Problem: The script catches rate limit errors and retries with exponential backoff. The old code detected 429s by poking at a raw status property and regex-parsing the error message for a retry-after hint — fragile in both directions.

Implementation: Switch to the SDK's typed exception class:

// before — checking a raw status property
function isRateLimitError(error: unknown): boolean {
  return (error as { status?: number }).status === 429;
}

function extractRetryAfterMs(error: unknown): number | null {
  // parsed "Please try again in Xs" from error message
}

// after — using Anthropic's typed exception
function isRateLimitError(error: unknown): boolean {
  return error instanceof Anthropic.RateLimitError;
}

function extractRetryAfterMs(error: unknown): number | null {
  if (!(error instanceof Anthropic.RateLimitError)) return null;
  const retryAfter = error.headers?.["retry-after"];
  if (retryAfter) {
    const seconds = Number.parseFloat(retryAfter);
    if (Number.isFinite(seconds) && seconds > 0) return Math.ceil(seconds * 1000);
  }
  return null;
}

Solution: instanceof Anthropic.RateLimitError is the detector, and the retry-after header is read off the exception directly.

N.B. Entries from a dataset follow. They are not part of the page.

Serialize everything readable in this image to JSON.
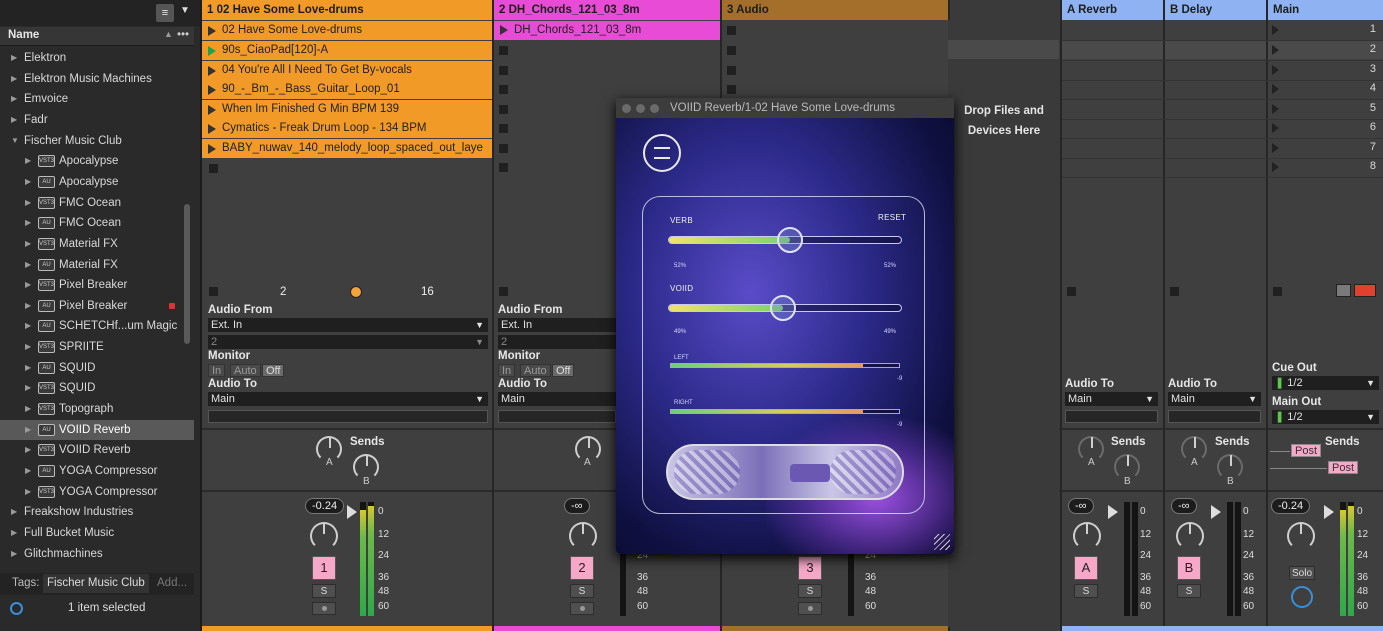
{
  "browser": {
    "header_name": "Name",
    "items": [
      {
        "label": "Elektron",
        "kind": "folder"
      },
      {
        "label": "Elektron Music Machines",
        "kind": "folder"
      },
      {
        "label": "Emvoice",
        "kind": "folder"
      },
      {
        "label": "Fadr",
        "kind": "folder"
      },
      {
        "label": "Fischer Music Club",
        "kind": "folder-open"
      },
      {
        "label": "Apocalypse",
        "kind": "vst3"
      },
      {
        "label": "Apocalypse",
        "kind": "au"
      },
      {
        "label": "FMC Ocean",
        "kind": "vst3"
      },
      {
        "label": "FMC Ocean",
        "kind": "au"
      },
      {
        "label": "Material FX",
        "kind": "vst3"
      },
      {
        "label": "Material FX",
        "kind": "au"
      },
      {
        "label": "Pixel Breaker",
        "kind": "vst3"
      },
      {
        "label": "Pixel Breaker",
        "kind": "au"
      },
      {
        "label": "SCHETCHf...um Magic",
        "kind": "au"
      },
      {
        "label": "SPRIITE",
        "kind": "vst3"
      },
      {
        "label": "SQUID",
        "kind": "au"
      },
      {
        "label": "SQUID",
        "kind": "vst3"
      },
      {
        "label": "Topograph",
        "kind": "vst3"
      },
      {
        "label": "VOIID Reverb",
        "kind": "au"
      },
      {
        "label": "VOIID Reverb",
        "kind": "vst3"
      },
      {
        "label": "YOGA Compressor",
        "kind": "au"
      },
      {
        "label": "YOGA Compressor",
        "kind": "vst3"
      },
      {
        "label": "Freakshow Industries",
        "kind": "folder"
      },
      {
        "label": "Full Bucket Music",
        "kind": "folder"
      },
      {
        "label": "Glitchmachines",
        "kind": "folder"
      }
    ],
    "tags_label": "Tags:",
    "tag": "Fischer Music Club",
    "tag_add": "Add...",
    "status": "1 item selected"
  },
  "tracks": [
    {
      "title": "1 02 Have Some Love-drums",
      "color": "#f29a27"
    },
    {
      "title": "2 DH_Chords_121_03_8m",
      "color": "#e84bd6"
    },
    {
      "title": "3 Audio",
      "color": "#a36f2b"
    },
    {
      "title": "A Reverb",
      "color": "#8fb3f2"
    },
    {
      "title": "B Delay",
      "color": "#8fb3f2"
    },
    {
      "title": "Main",
      "color": "#8fb3f2"
    }
  ],
  "clips_track1": [
    "02 Have Some Love-drums",
    "90s_CiaoPad[120]-A",
    "04 You're All I Need To Get By-vocals",
    "90_-_Bm_-_Bass_Guitar_Loop_01",
    "When Im Finished G Min BPM 139",
    "Cymatics - Freak Drum Loop - 134 BPM",
    "BABY_nuwav_140_melody_loop_spaced_out_laye"
  ],
  "clip_track2": "DH_Chords_121_03_8m",
  "scene_numbers": [
    "1",
    "2",
    "3",
    "4",
    "5",
    "6",
    "7",
    "8"
  ],
  "io": {
    "audio_from": "Audio From",
    "ext_in": "Ext. In",
    "input_ch": "2",
    "monitor": "Monitor",
    "mon_in": "In",
    "mon_auto": "Auto",
    "mon_off": "Off",
    "audio_to": "Audio To",
    "main": "Main",
    "cue_out": "Cue Out",
    "cue_val": "1/2",
    "main_out": "Main Out",
    "main_out_val": "1/2",
    "quantize_a": "2",
    "quantize_b": "16"
  },
  "mixer": {
    "sends": "Sends",
    "send_a": "A",
    "send_b": "B",
    "vol1": "-0.24",
    "vol2": "-∞",
    "volA": "-∞",
    "volB": "-∞",
    "volM": "-0.24",
    "num1": "1",
    "num2": "2",
    "num3": "3",
    "numA": "A",
    "numB": "B",
    "solo": "S",
    "solo_main": "Solo",
    "post": "Post",
    "scale": [
      "0",
      "12",
      "24",
      "36",
      "48",
      "60"
    ]
  },
  "drop_zone": "Drop Files and Devices Here",
  "plugin": {
    "title": "VOIID Reverb/1-02 Have Some Love-drums",
    "verb": "VERB",
    "reset": "RESET",
    "verb_l": "52%",
    "verb_r": "52%",
    "voiid": "VOIID",
    "voiid_l": "49%",
    "voiid_r": "49%",
    "left": "LEFT",
    "right": "RIGHT",
    "left_db": "-9",
    "right_db": "-9",
    "verb_level": 0.52,
    "voiid_level": 0.49
  }
}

Everything else — EXIF extraction, concurrency control, batching, file writing, CLI flags — stayed exactly the same.

Why claude-opus-4-6

claude-opus-4-6 is Anthropic's most capable model and handles dense visual scenes, low-light photography, and culturally specific subjects well. For a batch script that runs offline before a deploy, quality matters more than latency.

What to take away

  • Claude's tool use with tool_choice: { type: "tool" } is a cleaner way to get structured output than OpenAI's json_schema — the result comes back as a typed object, no JSON.parse step.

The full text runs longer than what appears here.